SRM Energy operates within the highly competitive Indian power sector. The industry is dominated by large, well-established corporations such as NTPC Limited, Adani Power Ltd, and Tata Power Company Ltd. These companies possess significant operational scale, robust financial health, and diversified power generation portfolios, presenting a stark contrast to SRM Energy's current situation. For the new promoters, carving out a niche and achieving sustainable operations will be a formidable task.

Conclusion

The acquisition of SRM Energy by the Sanghvis marks a pivotal moment for the company. While the change in ownership is complete, the journey to operational and financial stability has just begun. Stakeholders and market observers will be closely watching for the new management's strategic plans to address the deep-rooted issues of zero revenue and accumulated losses. The upcoming board meeting will be the first formal step in what is expected to be a long and challenging turnaround process.

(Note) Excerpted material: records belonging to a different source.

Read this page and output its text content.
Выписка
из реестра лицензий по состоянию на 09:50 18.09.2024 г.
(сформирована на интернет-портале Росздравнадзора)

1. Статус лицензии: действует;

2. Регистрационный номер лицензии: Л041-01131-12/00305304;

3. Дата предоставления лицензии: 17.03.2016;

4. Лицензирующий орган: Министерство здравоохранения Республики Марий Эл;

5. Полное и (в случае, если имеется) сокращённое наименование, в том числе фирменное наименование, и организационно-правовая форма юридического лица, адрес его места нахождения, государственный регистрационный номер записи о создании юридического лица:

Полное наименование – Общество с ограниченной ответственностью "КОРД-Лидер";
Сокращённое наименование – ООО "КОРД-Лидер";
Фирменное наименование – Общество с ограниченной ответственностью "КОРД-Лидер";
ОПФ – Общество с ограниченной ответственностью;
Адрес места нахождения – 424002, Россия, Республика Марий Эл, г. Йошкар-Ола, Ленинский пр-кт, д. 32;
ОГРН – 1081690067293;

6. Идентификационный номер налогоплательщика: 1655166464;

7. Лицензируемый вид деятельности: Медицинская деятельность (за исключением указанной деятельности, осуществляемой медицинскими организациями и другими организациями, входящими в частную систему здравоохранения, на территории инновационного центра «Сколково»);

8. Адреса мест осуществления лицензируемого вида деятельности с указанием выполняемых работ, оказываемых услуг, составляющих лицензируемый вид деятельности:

Frequently Asked Questions

The new promoters of SRM Energy Limited are Mr. Umesh Narpatchand Sanghvi and Mrs. Sapna Sanghvi, who jointly acquired a controlling stake in the company.
The new promoters acquired a combined 71.19% stake, which amounts to 6,450,000 equity shares, from the previous promoter, Spice Energy Private Limited.
SRM Energy is in severe financial distress. It has reported zero revenue from operations for the past three fiscal years, incurred consistent net losses, and had a negative net worth.
The off-market transaction for the 71.19% stake was valued at approximately ₹2.5 crore, with the shares being acquired through separate purchases by both promoters.
A board meeting is scheduled for March 16, 2026, to formally approve the promoter reclassification, discuss management changes, and begin outlining a revival strategy for the company.